Over the years, as it happens, Hollywood has frequently exaggerated the contributions of white figures in the civil rights movement while minimizing the more important — and more courageous — efforts of African Americans to win their own rights and freedoms.

Case in point would be the 1988 film “Mississippi Burning,” a badly fictionalized account of the investigation into the murder of three civil rights workers in 1964. The hero of the movie is a white FBI agent, while Southern African-Americans are portrayed only as passive victims.

On Monday, we again celebrate the birthday of Dr. King, one of our greatest Americans then and now. In every march for justice today in places like Staten Island, his spirit is felt. He led a largely African-American movement that, in its way and to this day, continues to free us all.

But Dr. King was as wise in the ways of institutionalized power as he was in the ways of grassroots power. He marched in Selma, Birmingham and Chicago, but he also worked the phones to city halls, state houses, Congress and the White House. He understood how politics worked.

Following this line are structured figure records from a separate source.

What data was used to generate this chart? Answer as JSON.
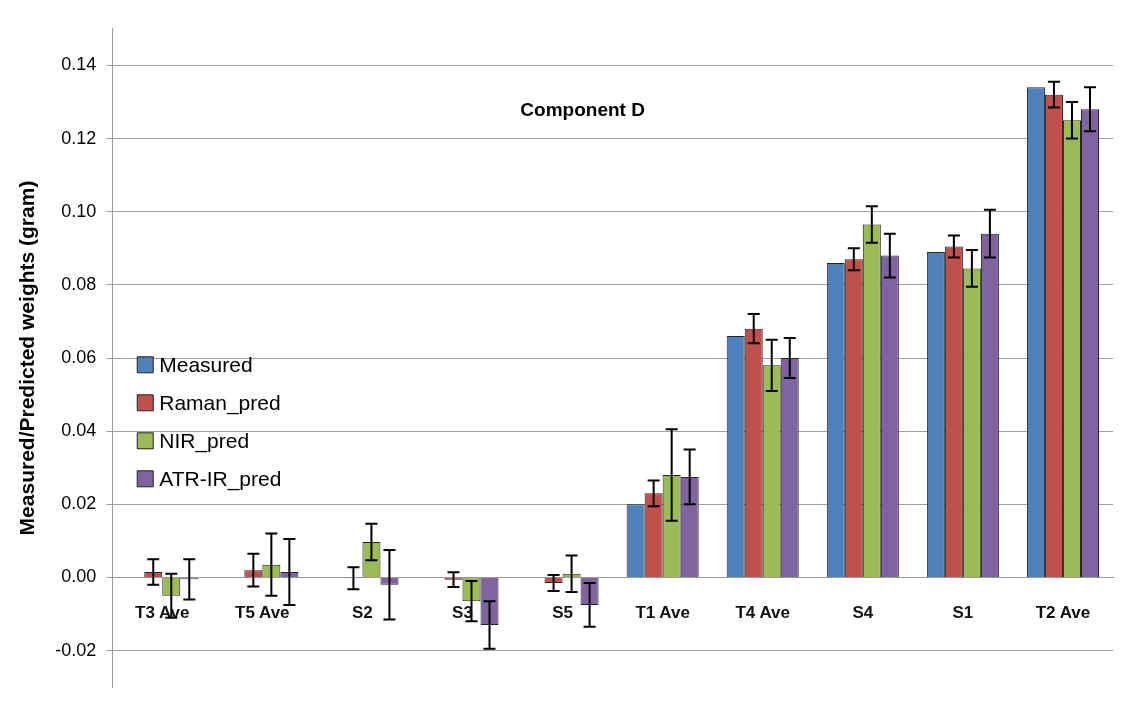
{
  "chart_data": {
    "type": "bar",
    "title": "Component D",
    "ylabel": "Measured/Predicted weights (gram)",
    "categories": [
      "T3 Ave",
      "T5 Ave",
      "S2",
      "S3",
      "S5",
      "T1 Ave",
      "T4 Ave",
      "S4",
      "S1",
      "T2 Ave"
    ],
    "series": [
      {
        "name": "Measured",
        "color": "#4f81bd",
        "values": [
          0,
          0,
          0,
          0,
          0,
          0.02,
          0.066,
          0.086,
          0.089,
          0.134
        ]
      },
      {
        "name": "Raman_pred",
        "color": "#c0504d",
        "values": [
          0.0015,
          0.002,
          -0.0002,
          -0.0006,
          -0.0015,
          0.023,
          0.068,
          0.087,
          0.0905,
          0.132
        ],
        "errors": [
          0.0035,
          0.0045,
          0.003,
          0.002,
          0.0022,
          0.0035,
          0.004,
          0.003,
          0.003,
          0.0035
        ]
      },
      {
        "name": "NIR_pred",
        "color": "#9bbb59",
        "values": [
          -0.005,
          0.0035,
          0.0097,
          -0.0065,
          0.001,
          0.028,
          0.058,
          0.0965,
          0.0845,
          0.125
        ],
        "errors": [
          0.006,
          0.0085,
          0.005,
          0.0055,
          0.005,
          0.0125,
          0.007,
          0.005,
          0.005,
          0.005
        ]
      },
      {
        "name": "ATR-IR_pred",
        "color": "#8064a2",
        "values": [
          -0.0005,
          0.0015,
          -0.002,
          -0.013,
          -0.0075,
          0.0275,
          0.06,
          0.088,
          0.094,
          0.128
        ],
        "errors": [
          0.0055,
          0.009,
          0.0095,
          0.0065,
          0.006,
          0.0075,
          0.0055,
          0.006,
          0.0065,
          0.006
        ]
      }
    ],
    "ylim": [
      -0.03,
      0.15
    ],
    "yticks": [
      {
        "value": -0.02,
        "label": "-0.02"
      },
      {
        "value": 0,
        "label": "0.00"
      },
      {
        "value": 0.02,
        "label": "0.02"
      },
      {
        "value": 0.04,
        "label": "0.04"
      },
      {
        "value": 0.06,
        "label": "0.06"
      },
      {
        "value": 0.08,
        "label": "0.08"
      },
      {
        "value": 0.1,
        "label": "0.10"
      },
      {
        "value": 0.12,
        "label": "0.12"
      },
      {
        "value": 0.14,
        "label": "0.14"
      }
    ],
    "grid": "y",
    "legend": "left"
  }
}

In “Selma,” Johnson is shown to be utterly opposed to the march Dr. King led in that small town in March 1965, which is debatable. Either way, the more important point is that Johnson understood that it was crucial for King to dramatize the oppressive, often violent, racism black Americans faced every living day.

As Joseph A. Califano, who was LBJ’s top assistant for domestic affairs, wrote last week in an essay in the Washington Post, Johnson and King plotted strategy by phone three months before the Selma march.

“There is not going to be anything as effective, though, Doctor, as all [blacks] voting,” Johnson says in one recorded call from the White House. “And if you can find the worst condition that you run into in Alabama, Mississippi or Louisiana or South Carolina…and if you just take that one illustration and get it on radio, get it on television, get it in the pulpits, get it in the meetings, get it everyplace you can. Pretty soon the fellow that didn’t do anything but drive a tractor will say, ‘Well, that’s not right, that’s not fair,’ and then that will help us on what we’re going to shove through [Congress] in the end.”

The Voting Rights Act of 1965 quickly followed.

Successful social movements, like most people, are complicated things. They slay injustice, such as Jim Crow segregation. They lead to better laws, such as the gay marriage laws now in effect in 36 states and the District of Columbia. And they change hearts and minds, probably before all else.

Dr. King and the American civil rights movement helped reshape the very way LBJ thought and felt. If Johnson, a white country boy who rose to power in the segregated South, eventually became a real partner to King, it was because he had been brought along by a long line of great Americans, from Frederick Douglass to Harriet Tubman to Rosa Parks to King.

When President Johnson spoke about that “fellow” who drove a tractor and saw injustice and finally said “Well, that’s not fair,” he was talking about himself.